Roberto, medaglia d'oro a un eroe
CANNETO. Che fosse un eroe era già nel cuore di molti, adesso anche lo Stato lo considera tale con il crisma della più alta benemerenza civile. Roberto Zambianchi, 44 anni, di Canneto, morto alla guida dell'elicottero mentre prestava soccorso a tremila metri a un escursionista ferito, verrà ricordato lunedi in prefettura a Sondrio con l'assegnazione alla memoria della medaglia d'oro al valor civile. La benemerenza è stata conferita dal presidente della Repubblica Azeglio Ciampi. E lunedi a Sondrio insieme ai familiari dello sfortunato e coraggioso pilota di elicottero ci sarà anche il sindaco Riccardo Fiamberti con una delegazione comunale. Sarà un momento di particolare commozione per l'intera comunità oltrepadana.
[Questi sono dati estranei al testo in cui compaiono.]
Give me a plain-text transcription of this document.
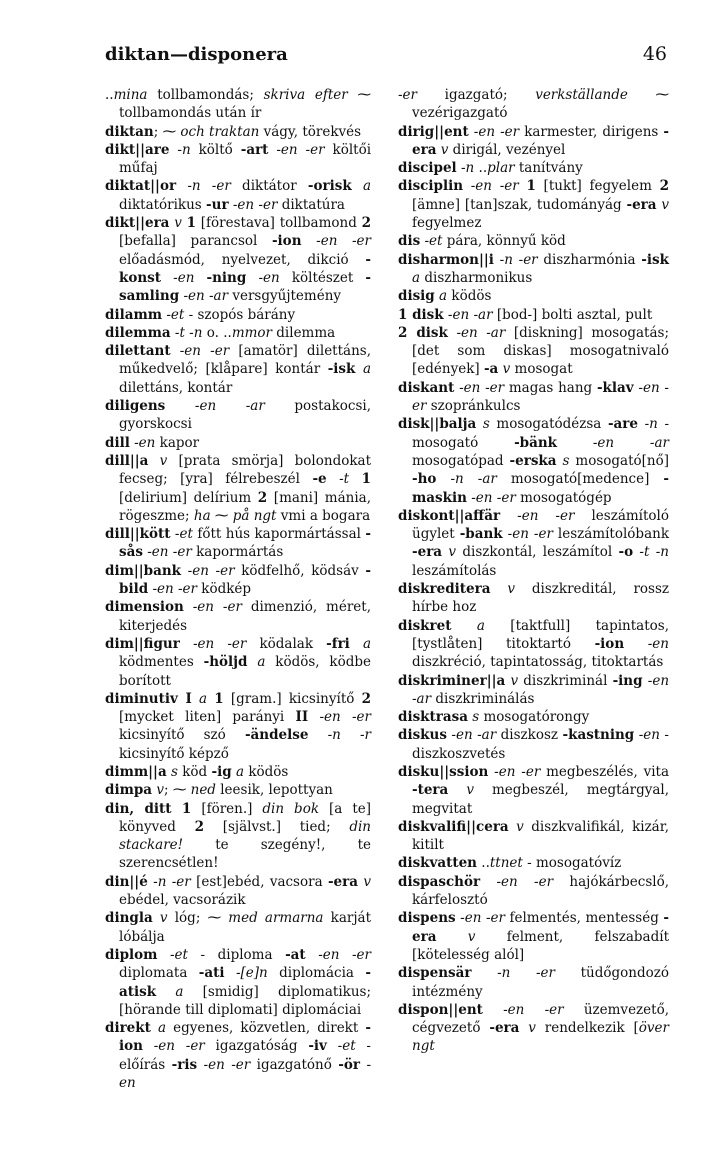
diktan—disponera	46

..mina tollbamondás; skriva efter ⁓ tollbamondás után ír

diktan; ⁓ och traktan vágy, törekvés

dikt||are -n költő -art -en -er költői műfaj

diktat||or -n -er diktátor -orisk a diktatórikus -ur -en -er diktatúra

dikt||era v 1 [förestava] tollbamond 2 [befalla] parancsol -ion -en -er előadásmód, nyelvezet, dikció -konst -en -ning -en költészet -samling -en -ar versgyűjtemény

dilamm -et - szopós bárány

dilemma -t -n o. ..mmor dilemma

dilettant -en -er [amatör] dilettáns, műkedvelő; [klåpare] kontár -isk a dilettáns, kontár

diligens -en -ar postakocsi, gyorskocsi

dill -en kapor

dill||a v [prata smörja] bolondokat fecseg; [yra] félrebeszél -e -t 1 [delirium] delírium 2 [mani] mánia, rögeszme; ha ⁓ på ngt vmi a bogara

dill||kött -et főtt hús kapormártással -sås -en -er kapormártás

dim||bank -en -er ködfelhő, ködsáv -bild -en -er ködkép

dimension -en -er dimenzió, méret, kiterjedés

dim||figur -en -er ködalak -fri a ködmentes -höljd a ködös, ködbe borított

diminutiv I a 1 [gram.] kicsinyítő 2 [mycket liten] parányi II -en -er kicsinyítő szó -ändelse -n -r kicsinyítő képző

dimm||a s köd -ig a ködös

dimpa v; ⁓ ned leesik, lepottyan

din, ditt 1 [fören.] din bok [a te] könyved 2 [självst.] tied; din stackare! te szegény!, te szerencsétlen!

din||é -n -er [est]ebéd, vacsora -era v ebédel, vacsorázik

dingla v lóg; ⁓ med armarna karját lóbálja

diplom -et - diploma -at -en -er diplomata -ati -[e]n diplomácia -atisk a [smidig] diplomatikus; [hörande till diplomati] diplomáciai

direkt a egyenes, közvetlen, direkt -ion -en -er igazgatóság -iv -et - előírás -ris -en -er igazgatónő -ör -en

-er igazgató; verkställande ⁓ vezérigazgató

dirig||ent -en -er karmester, dirigens -era v dirigál, vezényel

discipel -n ..plar tanítvány

disciplin -en -er 1 [tukt] fegyelem 2 [ämne] [tan]szak, tudományág -era v fegyelmez

dis -et pára, könnyű köd

disharmon||i -n -er diszharmónia -isk a diszharmonikus

disig a ködös

1 disk -en -ar [bod-] bolti asztal, pult

2 disk -en -ar [diskning] mosogatás; [det som diskas] mosogatnivaló [edények] -a v mosogat

diskant -en -er magas hang -klav -en -er szopránkulcs

disk||balja s mosogatódézsa -are -n - mosogató -bänk	-en -ar mosogatópad -erska s mosogató[nő] -ho -n -ar mosogató[medence] -maskin -en -er mosogatógép

diskont||affär -en -er leszámítoló ügylet -bank -en -er leszámítolóbank -era v diszkontál, leszámítol -o -t -n leszámítolás

diskreditera v diszkreditál, rossz hírbe hoz

diskret a [taktfull] tapintatos, [tystlåten] titoktartó -ion -en diszkréció, tapintatosság, titoktartás

diskriminer||a v diszkriminál -ing -en -ar diszkriminálás

disktrasa s mosogatórongy

diskus -en -ar diszkosz -kastning -en - diszkoszvetés

disku||ssion -en -er megbeszélés, vita -tera v megbeszél, megtárgyal, megvitat

diskvalifi||cera v diszkvalifikál, kizár, kitilt

diskvatten ..ttnet - mosogatóvíz

dispaschör -en -er hajókárbecslő, kárfelosztó

dispens -en -er felmentés, mentesség -era v felment, felszabadít [kötelesség alól]

dispensär -n -er tüdőgondozó intézmény

dispon||ent -en -er üzemvezető, cégvezető -era v rendelkezik [över ngt
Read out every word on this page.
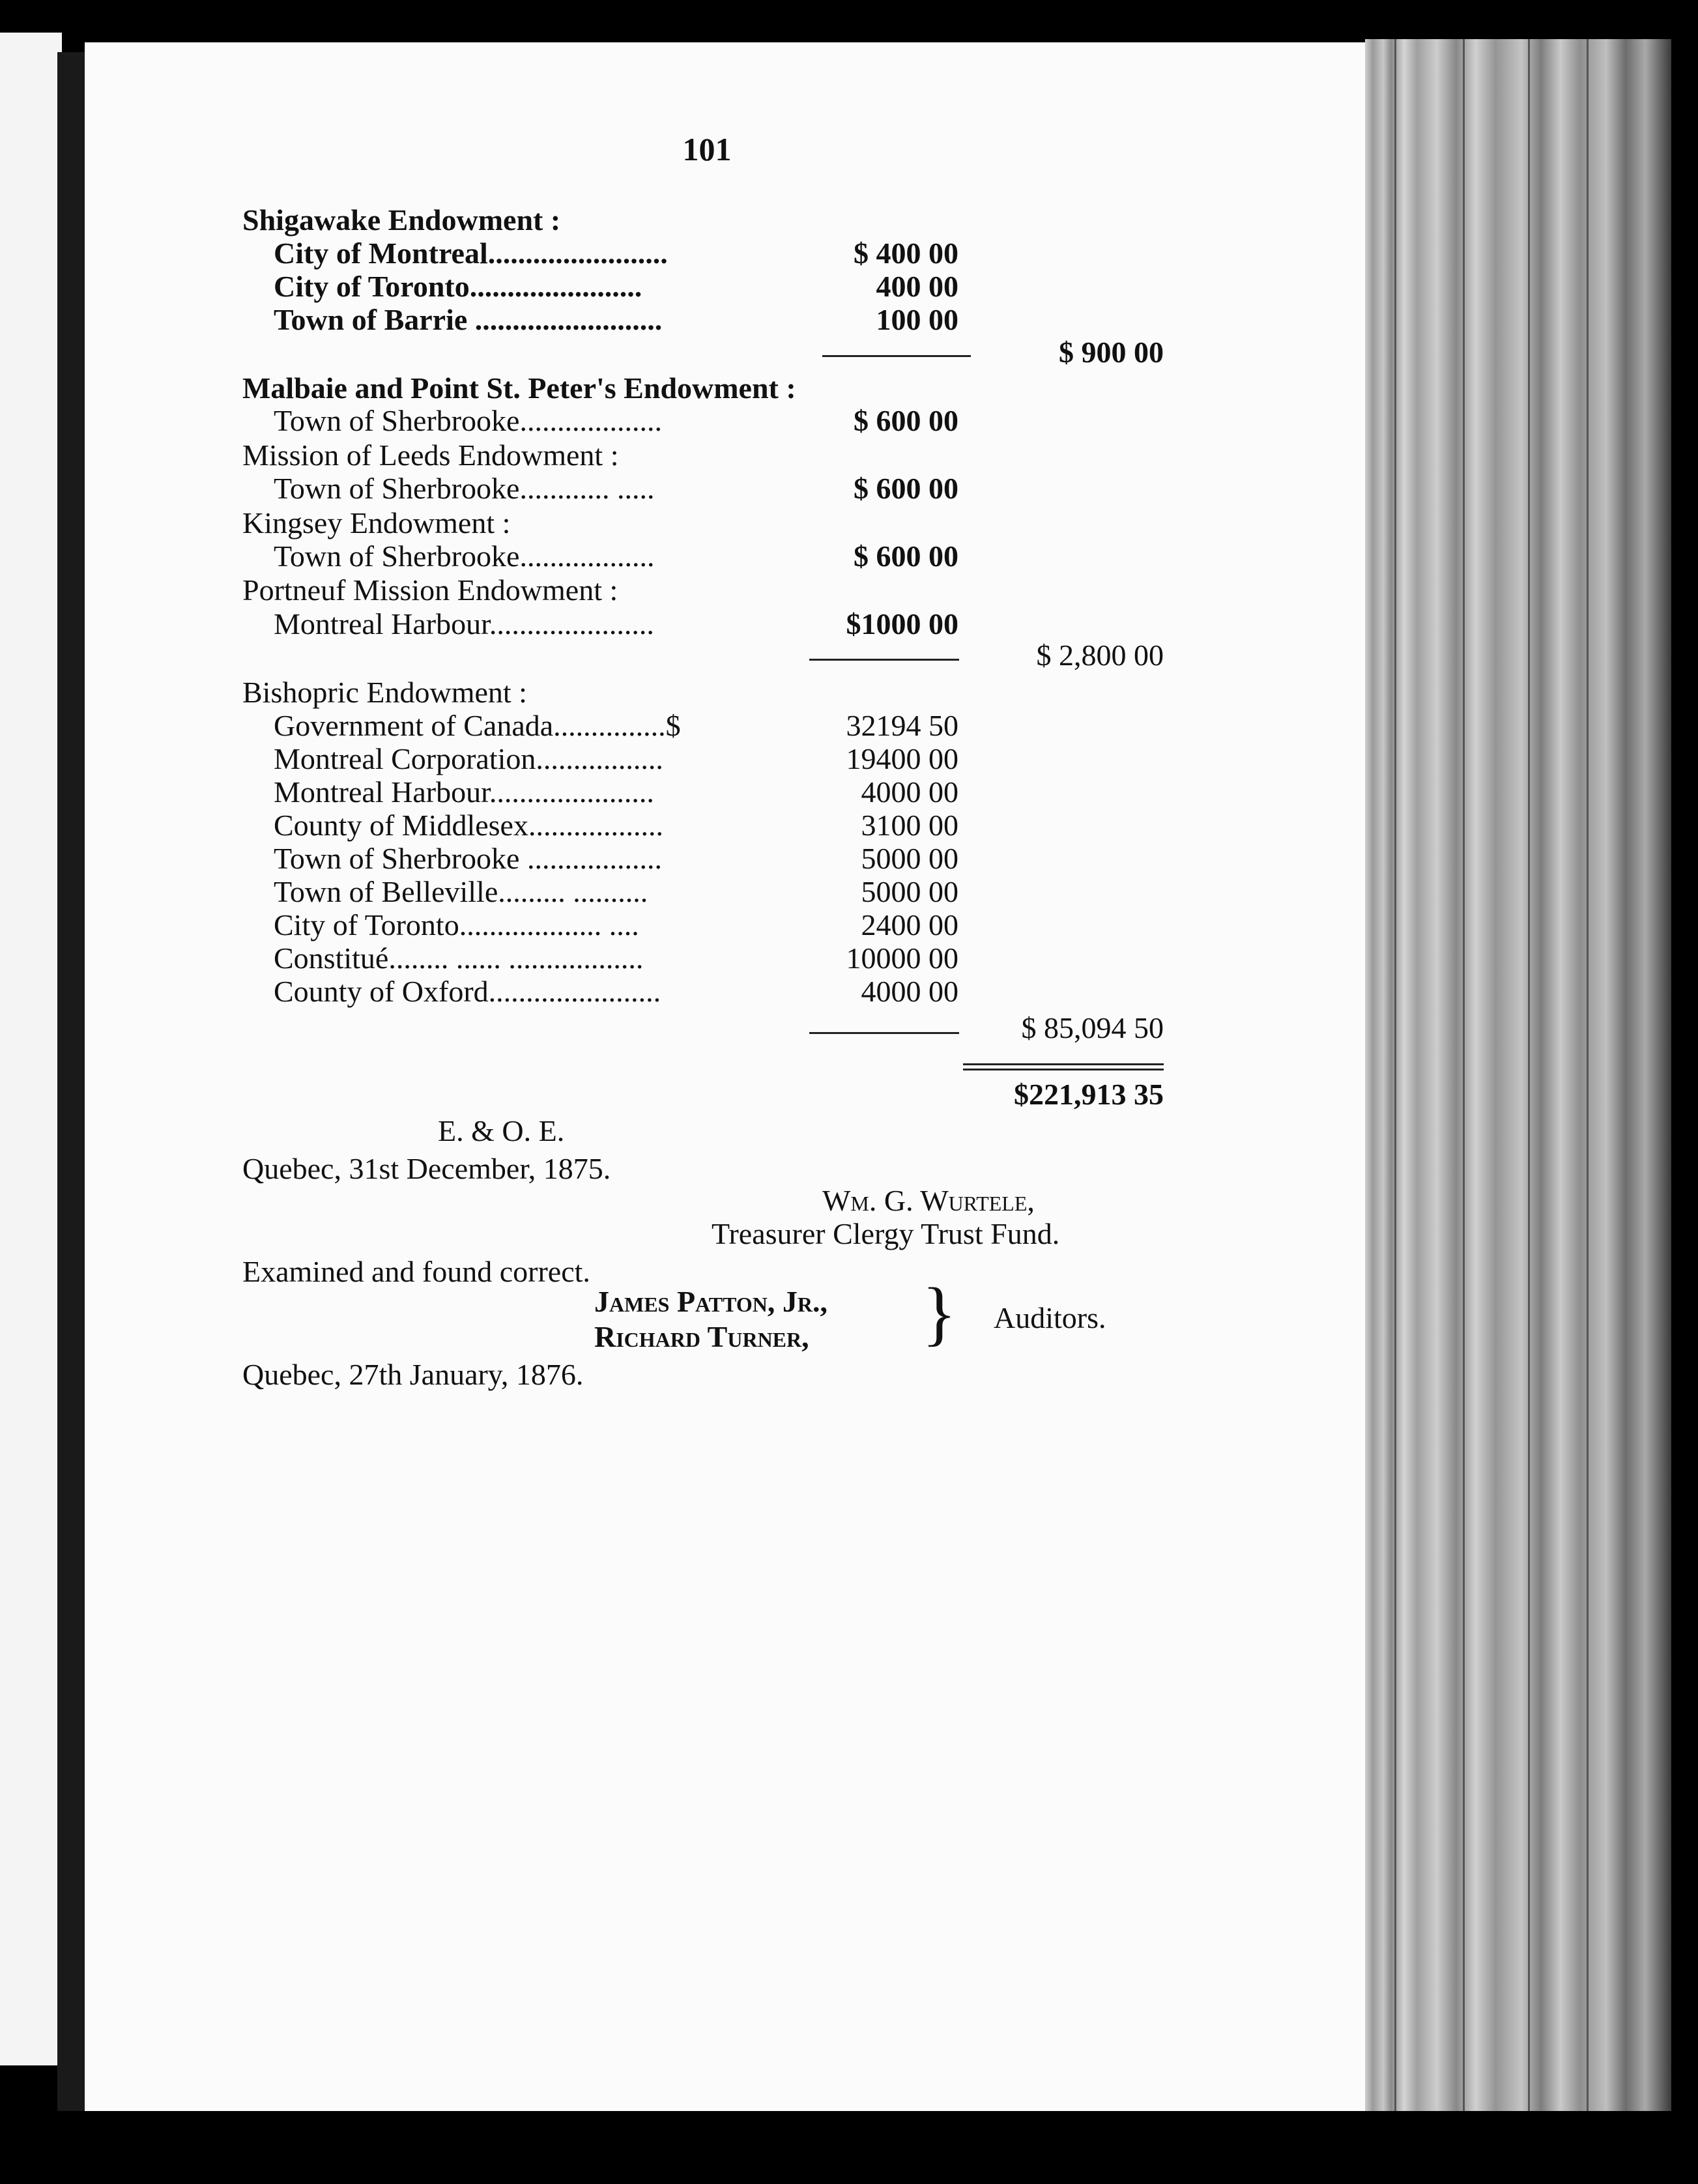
101
Shigawake Endowment :
City of Montreal........................	$ 400 00
City of Toronto.......................	400 00
Town of Barrie .........................	100 00
$ 900 00
Malbaie and Point St. Peter's Endowment :
Town of Sherbrooke...................	$ 600 00
Mission of Leeds Endowment :
Town of Sherbrooke............ .....	$ 600 00
Kingsey Endowment :
Town of Sherbrooke..................	$ 600 00
Portneuf Mission Endowment :
Montreal Harbour......................	$1000 00
$ 2,800 00
Bishopric Endowment :
Government of Canada...............$	32194 50
Montreal Corporation.................	19400 00
Montreal Harbour......................	4000 00
County of Middlesex..................	3100 00
Town of Sherbrooke ..................	5000 00
Town of Belleville......... ..........	5000 00
City of Toronto................... ....	2400 00
Constitué........ ...... ..................	10000 00
County of Oxford.......................	4000 00
$ 85,094 50
$221,913 35
E. & O. E.
Quebec, 31st December, 1875.
Wm. G. Wurtele,
Treasurer Clergy Trust Fund.
Examined and found correct.
James Patton, Jr.,
Richard Turner, } Auditors.
Quebec, 27th January, 1876.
Il fax della prefettura di Sondrio è arrivato ieri mattina in Comune indirizzato al sindaco: «Sono lieto di informare la S. V. che il presidente della Repubblica con propria deterimanzione del 26 gennaio 2004, si è compiaciuto di conferire la medaglia d'oro al valor civile alla memoria di Roberto Zambianchi appartenente in vita alla comunità cittadina di Canneto. Attesa la particolare rilevanza del momento commemorativo, tornerà estremamente gradita la Sua partecipazione quale partecipazione di assoluta condivisione dell'impegno morale e civile dell'estinto come autorevole punto di riferimento alle nuove generazioni». Roberto Zambianchi, un eroe dei nostri giorni. Eroe di coraggio. La notizia arriva proprio mentre la perizia sulla tragedia al passo Alves avrebbe trovato una spiegazione al perchè l'elicottero guidato da Zambianchi abbia urtato uno sperone roccioso. Per il perito il pilota potrebbe non essersi accorto di essere sul punto di toccare la montagna forse a causa della stanchezza. I turni massacranti di lavoro potrebbero aver giocato un ruolo fatale in questa ipotetica distrazione. Ma lo stesso fratello di Roberto Zambianchi, l'avvocato Paolo Zambianchi attende di leggere bene gli atti per fare una valutazione serena di ciò che è accaduto. Resta l'eroismo di Zambianchi e del suo vice morti sul fronte del soccorso. E il suo paese d'Oltrepo si stringe attorno al ricordo e ai familiari.
«Siamo orgogliosi che il presidente - afferma il sindaco Fiamberti - abbia riconosciuto la medaglia d'oro al valor civile al nostro concittadino. Il fatto ci onora, e siamo vicini alla famiglia nel momento in cui riceve un rinonoscimento importantissimo e continua a piagere una perdita cosi grave. L'amministrazione comunale sarà a Sondrio per testimoniare l'affetto e l'onore che proviamo per il sacrificio eroico di un nostro concittadino». (f. g.)